Dostojewksij über Tiere

"Brüder, fürchtet euch nicht vor der Sünde des Menschen, liebt den Menschen auch in seiner Sünde, denn nur eine solche Liebe wäre ein Abbild der Liebe Gottes und die höchste irdische Liebe. Liebet die ganze Schöpfung Gottes, das ganze Weltall wie jedes Sandkörnchen auf Erden. Jedes Blättchen, jeden Lichtstrahl Gottes liebet. Liebet die Tiere, liebt die Gewächse, liebet jegliches Ding. Erst wenn du jedes Ding lieben wirst, wird sich dir das Geheimnis Gottes in den Dingen offenbaren. Hat es sich dir aber einmal offenbart, dann wirst du es bereits unablässig immer weiter und immer mehr und Tag für Tag erkennen. Und zu guter Letzt wirst du die ganze Welt schon mit ungeteilter, allumfassender Liebe lieben. Liebet die Tiere: ihnen hat Gott den Anfang des Denkens und harmlose Freude gegeben.Trübet sie ihnen nicht, quält sie nicht, nehmt ihnen nicht die Lust am Dasein, handelt nicht dem Gedanken Gottes zuwider.
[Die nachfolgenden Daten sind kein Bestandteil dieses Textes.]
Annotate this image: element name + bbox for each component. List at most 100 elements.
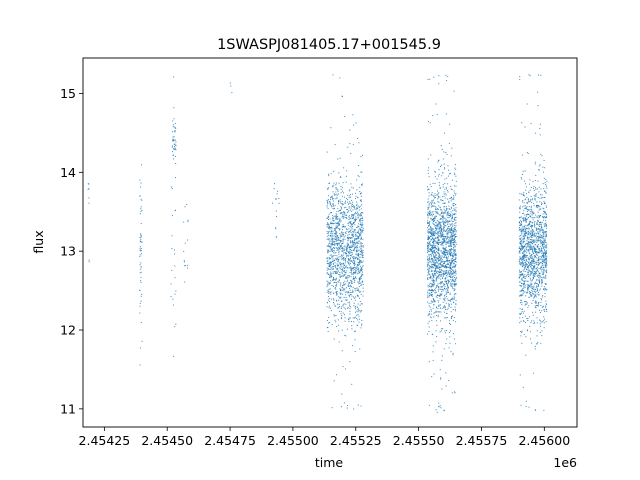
data-point [452, 252, 454, 254]
data-point [438, 182, 440, 184]
data-point [335, 182, 337, 184]
data-point [534, 180, 536, 182]
data-point [362, 183, 364, 185]
data-point [433, 264, 435, 266]
data-point [349, 303, 351, 305]
data-point [337, 270, 339, 272]
data-point [541, 278, 543, 280]
data-point [524, 126, 526, 128]
data-point [354, 211, 356, 213]
data-point [444, 217, 446, 219]
data-point [351, 235, 353, 237]
data-point [523, 250, 525, 252]
data-point [453, 209, 455, 211]
data-point [520, 231, 522, 233]
data-point [438, 248, 440, 250]
data-point [427, 260, 429, 261]
data-point [535, 282, 537, 284]
data-point [359, 193, 361, 195]
data-point [439, 241, 441, 243]
data-point [139, 179, 141, 181]
data-point [546, 216, 548, 218]
data-point [433, 242, 435, 244]
data-point [349, 255, 351, 256]
data-point [443, 273, 445, 275]
data-point [174, 131, 176, 133]
data-point [335, 233, 337, 235]
data-point [439, 274, 441, 276]
data-point [348, 236, 350, 238]
data-point [326, 258, 328, 260]
data-point [438, 250, 440, 252]
data-point [328, 299, 330, 301]
data-point [453, 391, 455, 393]
data-point [541, 335, 543, 337]
data-point [329, 261, 331, 263]
data-point [435, 262, 437, 264]
data-point [536, 274, 538, 276]
data-point [535, 292, 537, 294]
data-point [448, 208, 450, 210]
data-point [139, 213, 141, 215]
data-point [522, 228, 524, 230]
data-point [433, 205, 435, 207]
data-point [523, 245, 525, 247]
data-point [537, 205, 539, 207]
data-point [343, 214, 345, 216]
data-point [354, 268, 356, 270]
data-point [452, 210, 454, 212]
data-point [140, 277, 142, 279]
data-point [439, 263, 441, 265]
data-point [523, 226, 525, 228]
data-point [326, 226, 328, 228]
data-point [434, 234, 436, 236]
data-point [339, 176, 341, 178]
data-point [450, 247, 452, 249]
data-point [330, 293, 332, 295]
data-point [343, 282, 345, 284]
data-point [525, 186, 527, 188]
data-point [344, 211, 346, 213]
data-point [537, 244, 539, 246]
data-point [140, 241, 142, 243]
data-point [348, 294, 350, 296]
data-point [342, 248, 344, 250]
data-point [440, 260, 442, 262]
data-point [453, 288, 455, 290]
data-point [445, 272, 447, 273]
data-point [361, 184, 363, 185]
data-point [451, 223, 453, 225]
data-point [524, 232, 526, 234]
data-point [527, 244, 529, 246]
data-point [521, 330, 523, 332]
data-point [529, 245, 531, 247]
data-point [140, 236, 142, 238]
data-point [535, 214, 537, 216]
data-point [349, 250, 351, 252]
data-point [438, 205, 440, 207]
data-point [535, 161, 537, 163]
data-point [359, 318, 361, 320]
data-point [336, 196, 338, 198]
data-point [442, 242, 444, 244]
data-point [353, 279, 355, 281]
data-point [526, 240, 528, 242]
data-point [352, 209, 354, 211]
data-point [342, 211, 344, 213]
data-point [430, 302, 432, 304]
data-point [433, 299, 435, 301]
data-point [362, 229, 364, 231]
data-point [531, 209, 533, 211]
data-point [360, 259, 362, 261]
data-point [449, 293, 451, 295]
data-point [348, 231, 350, 233]
data-point [544, 190, 546, 192]
data-point [444, 261, 446, 263]
data-point [359, 290, 361, 292]
data-point [356, 204, 358, 206]
data-point [328, 239, 330, 241]
data-point [440, 237, 442, 239]
data-point [429, 249, 431, 251]
data-point [435, 233, 437, 235]
data-point [347, 234, 349, 236]
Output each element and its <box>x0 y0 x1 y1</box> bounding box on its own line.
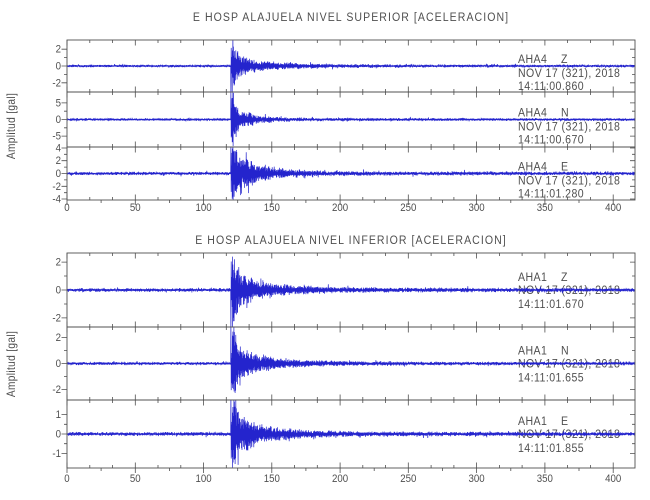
x-tick-label: 50 <box>130 203 141 215</box>
x-tick-marks <box>66 400 614 468</box>
y-tick-label: 0 <box>56 115 62 127</box>
x-tick-label: 50 <box>130 474 141 486</box>
y-tick-label: 1 <box>56 410 62 422</box>
trace-station-label: AHA4 <box>518 107 547 120</box>
y-tick-label: -5 <box>52 131 61 143</box>
x-tick-marks <box>66 327 614 400</box>
panel-nivel-inferior: E HOSP ALAJUELA NIVEL INFERIOR [ACELERAC… <box>5 234 636 486</box>
trace-station-label: AHA4 <box>518 161 547 174</box>
x-tick-marks <box>66 253 614 327</box>
trace-station-label: AHA4 <box>518 53 547 66</box>
x-tick-label: 300 <box>469 474 485 486</box>
x-axis-tick-marks <box>66 468 614 473</box>
x-tick-marks <box>66 92 614 147</box>
x-tick-label: 0 <box>64 474 70 486</box>
y-tick-label: 2 <box>56 156 62 168</box>
trace-date-label: NOV 17 (321), 2018 <box>518 175 620 188</box>
x-tick-label: 400 <box>605 203 621 215</box>
waveform-AHA1-Z <box>67 256 635 327</box>
y-tick-label: 0 <box>56 169 62 181</box>
y-axis-label: Amplitud [gal] <box>5 93 18 159</box>
trace-time-label: 14:11:00.670 <box>518 134 584 147</box>
y-tick-label: 4 <box>56 143 62 155</box>
x-tick-label: 150 <box>264 474 280 486</box>
trace-time-label: 14:11:00.860 <box>518 80 584 93</box>
x-tick-label: 350 <box>537 474 553 486</box>
y-tick-label: -2 <box>52 181 61 193</box>
x-axis-tick-marks <box>66 200 614 205</box>
panel-title-nivel-superior: E HOSP ALAJUELA NIVEL SUPERIOR [ACELERAC… <box>193 11 509 24</box>
x-tick-label: 100 <box>195 203 211 215</box>
trace-station-label: AHA1 <box>518 271 547 284</box>
x-tick-label: 200 <box>332 474 348 486</box>
y-tick-label: -2 <box>52 78 61 90</box>
trace-date-label: NOV 17 (321), 2018 <box>518 121 620 134</box>
trace-date-label: NOV 17 (321), 2018 <box>518 67 620 80</box>
waveform-AHA1-E <box>67 400 635 468</box>
y-tick-label: -2 <box>52 313 61 325</box>
trace-component-label: N <box>561 345 569 358</box>
trace-component-label: E <box>561 415 568 428</box>
x-tick-label: 0 <box>64 203 70 215</box>
y-tick-label: 2 <box>56 257 62 269</box>
y-tick-label: 0 <box>56 285 62 297</box>
waveform-AHA4-Z <box>67 40 635 92</box>
y-tick-label: 0 <box>56 61 62 73</box>
x-tick-label: 300 <box>469 203 485 215</box>
x-tick-label: 250 <box>400 203 416 215</box>
x-tick-marks <box>66 147 614 200</box>
x-tick-marks <box>66 40 614 92</box>
trace-component-label: N <box>561 107 569 120</box>
trace-station-label: AHA1 <box>518 415 547 428</box>
waveform-AHA4-E <box>67 147 635 200</box>
x-tick-label: 250 <box>400 474 416 486</box>
y-tick-label: 2 <box>56 332 62 344</box>
x-tick-label: 350 <box>537 203 553 215</box>
y-tick-label: 0 <box>56 359 62 371</box>
y-tick-marks <box>61 147 635 200</box>
trace-component-label: Z <box>561 53 568 66</box>
waveform-AHA4-N <box>67 92 635 147</box>
y-tick-label: -4 <box>52 194 61 206</box>
x-tick-label: 100 <box>195 474 211 486</box>
y-tick-label: 0 <box>56 429 62 441</box>
x-tick-label: 150 <box>264 203 280 215</box>
trace-time-label: 14:11:01.655 <box>518 372 584 385</box>
trace-station-label: AHA1 <box>518 345 547 358</box>
y-tick-label: -1 <box>52 448 61 460</box>
y-tick-label: -2 <box>52 385 61 397</box>
panel-nivel-superior: E HOSP ALAJUELA NIVEL SUPERIOR [ACELERAC… <box>5 11 636 215</box>
trace-time-label: 14:11:01.670 <box>518 298 584 311</box>
trace-date-label: NOV 17 (321), 2018 <box>518 284 620 297</box>
trace-component-label: Z <box>561 271 568 284</box>
trace-time-label: 14:11:01.280 <box>518 188 584 201</box>
y-axis-label: Amplitud [gal] <box>5 331 18 397</box>
x-tick-label: 200 <box>332 203 348 215</box>
y-tick-label: 2 <box>56 44 62 56</box>
x-tick-label: 400 <box>605 474 621 486</box>
trace-component-label: E <box>561 161 568 174</box>
trace-time-label: 14:11:01.855 <box>518 442 584 455</box>
y-tick-label: 5 <box>56 98 62 110</box>
panel-title-nivel-inferior: E HOSP ALAJUELA NIVEL INFERIOR [ACELERAC… <box>195 234 507 247</box>
waveform-AHA1-N <box>67 327 635 394</box>
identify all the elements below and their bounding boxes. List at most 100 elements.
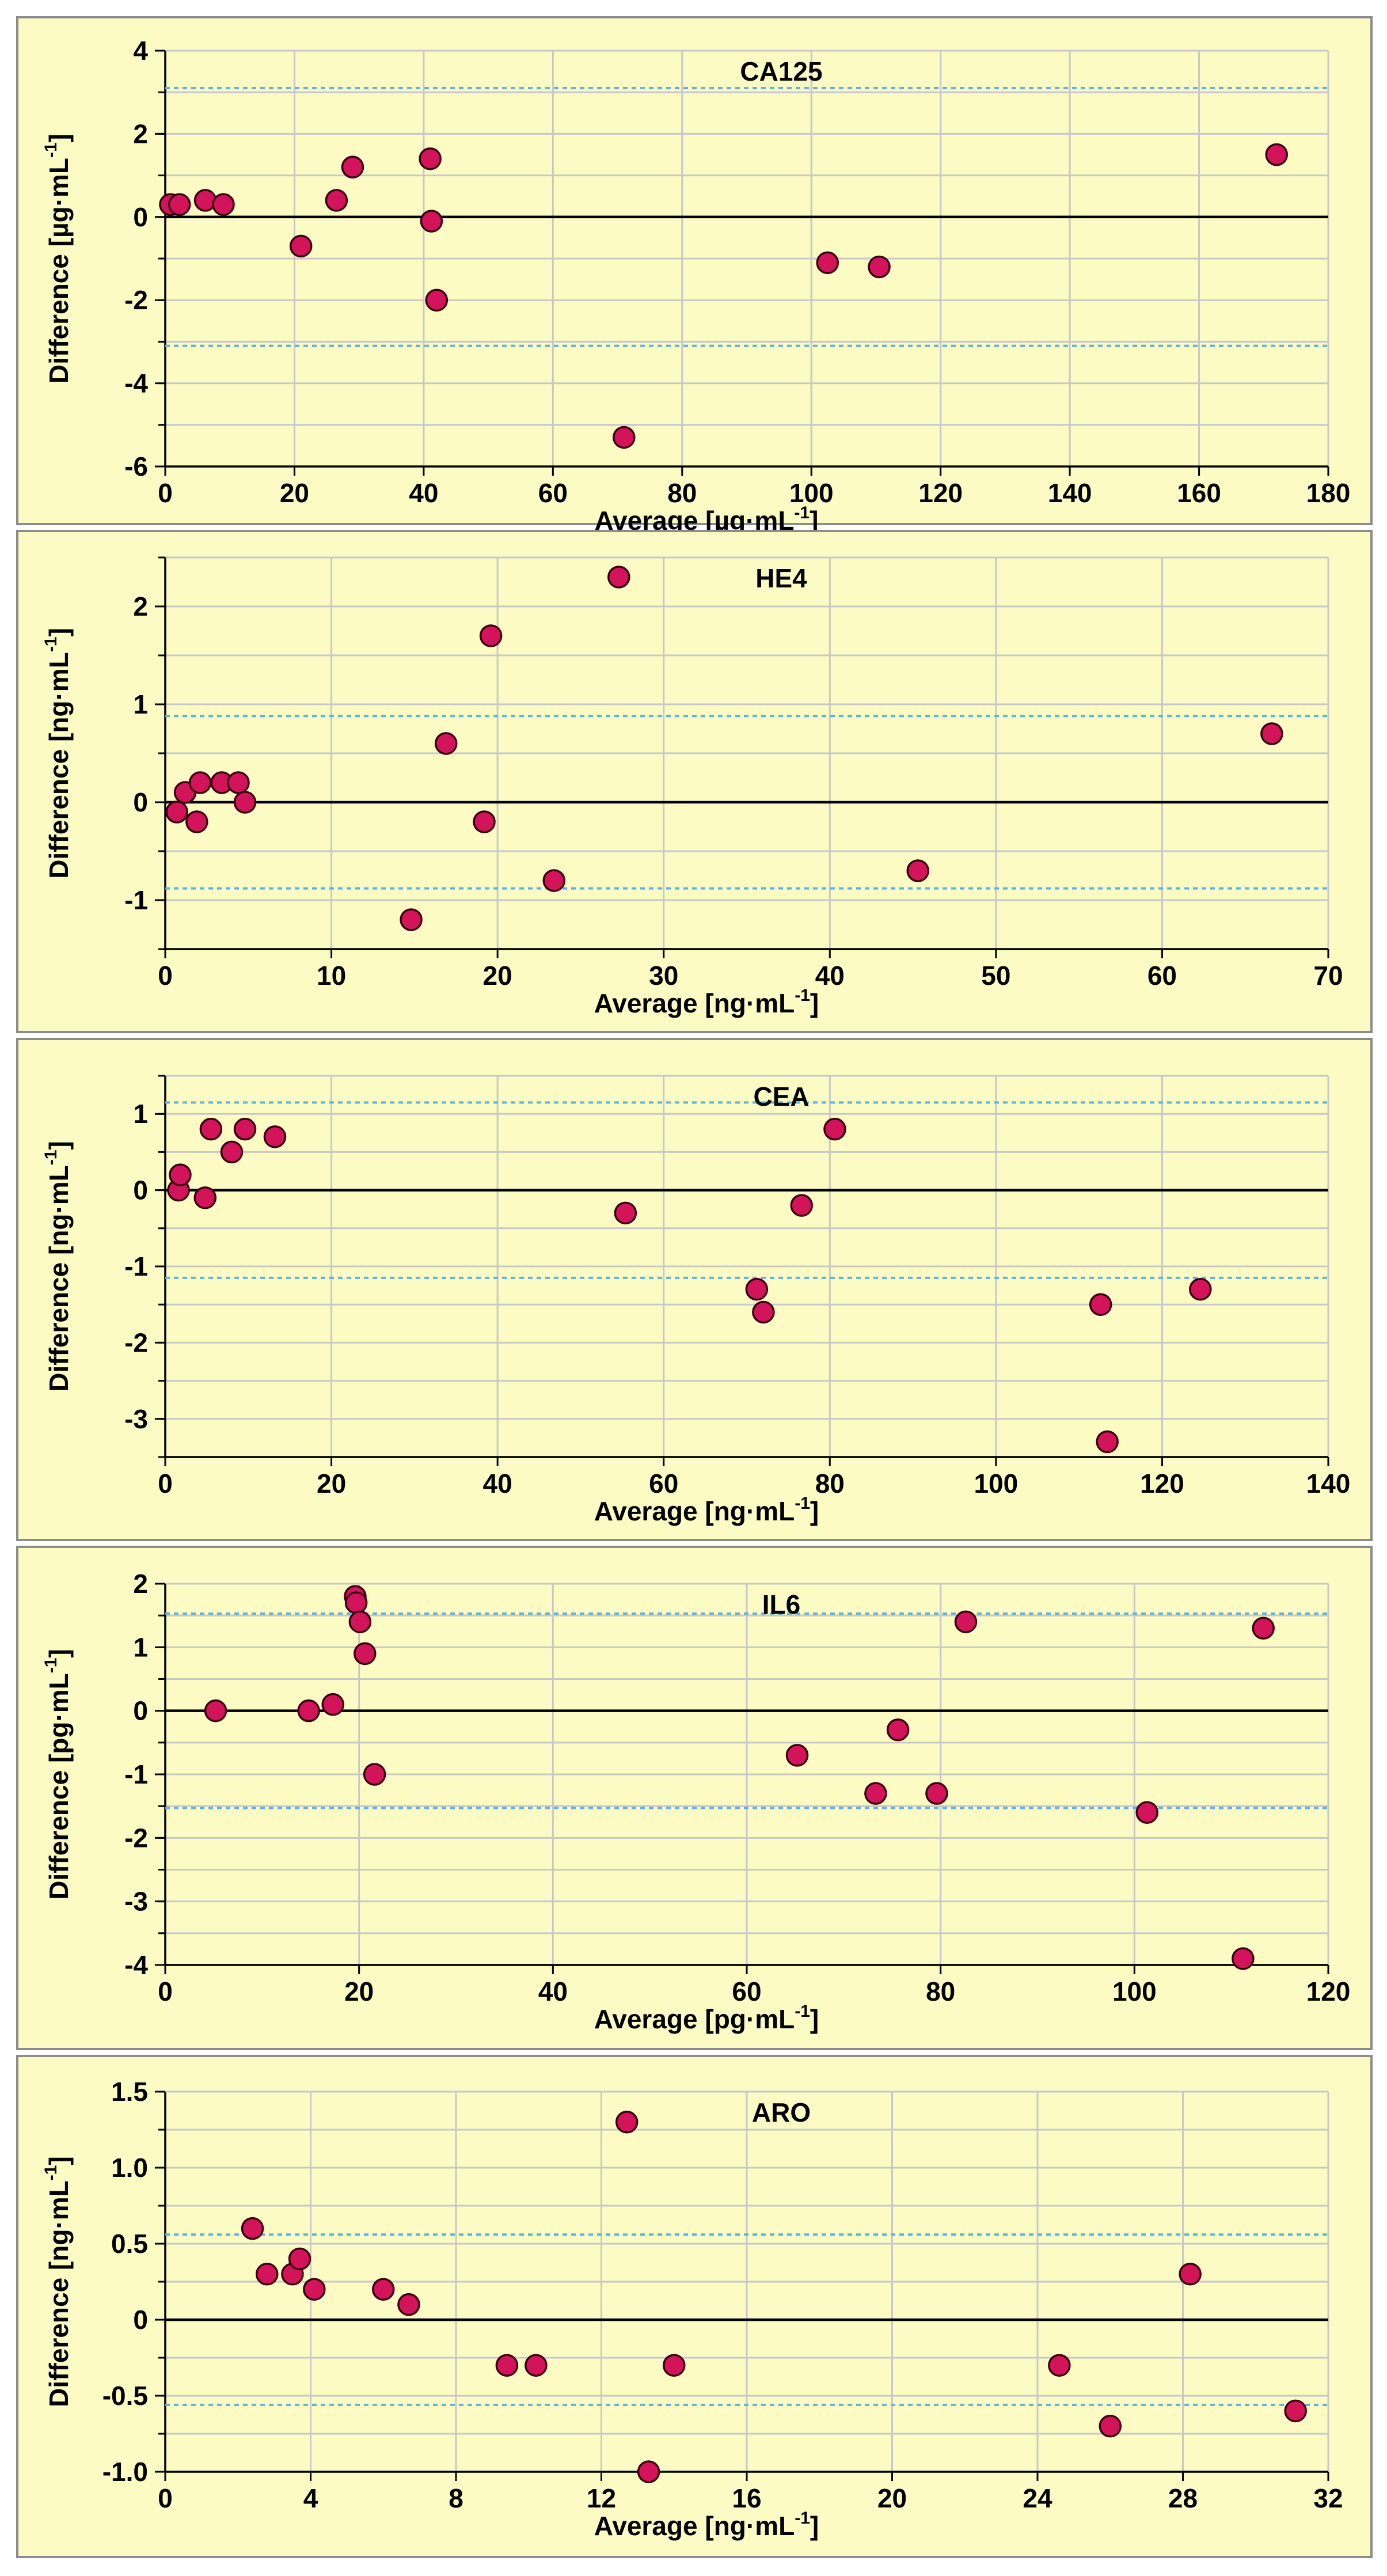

Du Mensch, sei nicht überheblich den Tieren gegenüber: sie sind sündlos, du aber in all deiner Herrlichkeit, du versetzest die Erde in Fäulnis und Eiter mit deinem Erscheinen auf ihr und läßt hinter dir die Spur der Verwesung zurück – und leider tut das fast jeder von uns! Besonders aber liebet die kleinen Kinder, denn auch sie sind sündlos, gleich den Engeln, und sie leben zu unsrer Rührung, zur Reinigung unserer Herzen und wie zu einer gewissen Belehrung für uns. Wehe dem, der Kindlein kränkt!"
(Worte des Staretz Sossima aus "Die Brüder Karamasow" von F.M. Dostojewskij)

3 Kommentare:

  1. U.a. Dostojewski beschäftigte der Gedanke, dass das Tier in der philosophischen Betrachtung des Glücks eine zentrale Rolle spielt. Sie ziehen den Vergleich auf, dass im “Zurück zur natürlichen Selbstvergessenheit des Tieres” die Zufriedenheit des [nicht nur] Menschen liegt.
    Der unglückliche Mensch – und nur ihn quält ja die Frage nach dem Glück – wendet sich gedanklich gern dem Tiere zu. Er wünscht dich die Freiheit eines Vogels (Erasmus), die Genügsamkeit einer Kuh (Nietzsche), und in düstersten Momenten die Gelichgültigkeit eines Insektes (Dostojewski).
    Dem Impuls, sich das Tier zum Vorbild einer glückserfüllten Existenz zu nehmen, folgt auch der amerikanische Philosoph John Dewey, wenn er schreibt: “Das Verhalten von Fuchs, Hund und Drossel mag uns an jene ganzheitliche Erfahrung erinnern, die wir zerbrechen, wenn unser Tun zur mühevollen Arbeit wird, und wenn uns das Denken von der Welt hinwegführt.”
    Unglück ist nach dieser Beschreibung der Verlust von Gegenwärtigkeit – von Präsenz. Das Tier hingegen, führt Dewey aus, “ist in allen seinen Aktionen voll präsent … Darin liegt jene Anmut des Tieres, mit der der Mensch nur schwerlich konkurrieren kann.”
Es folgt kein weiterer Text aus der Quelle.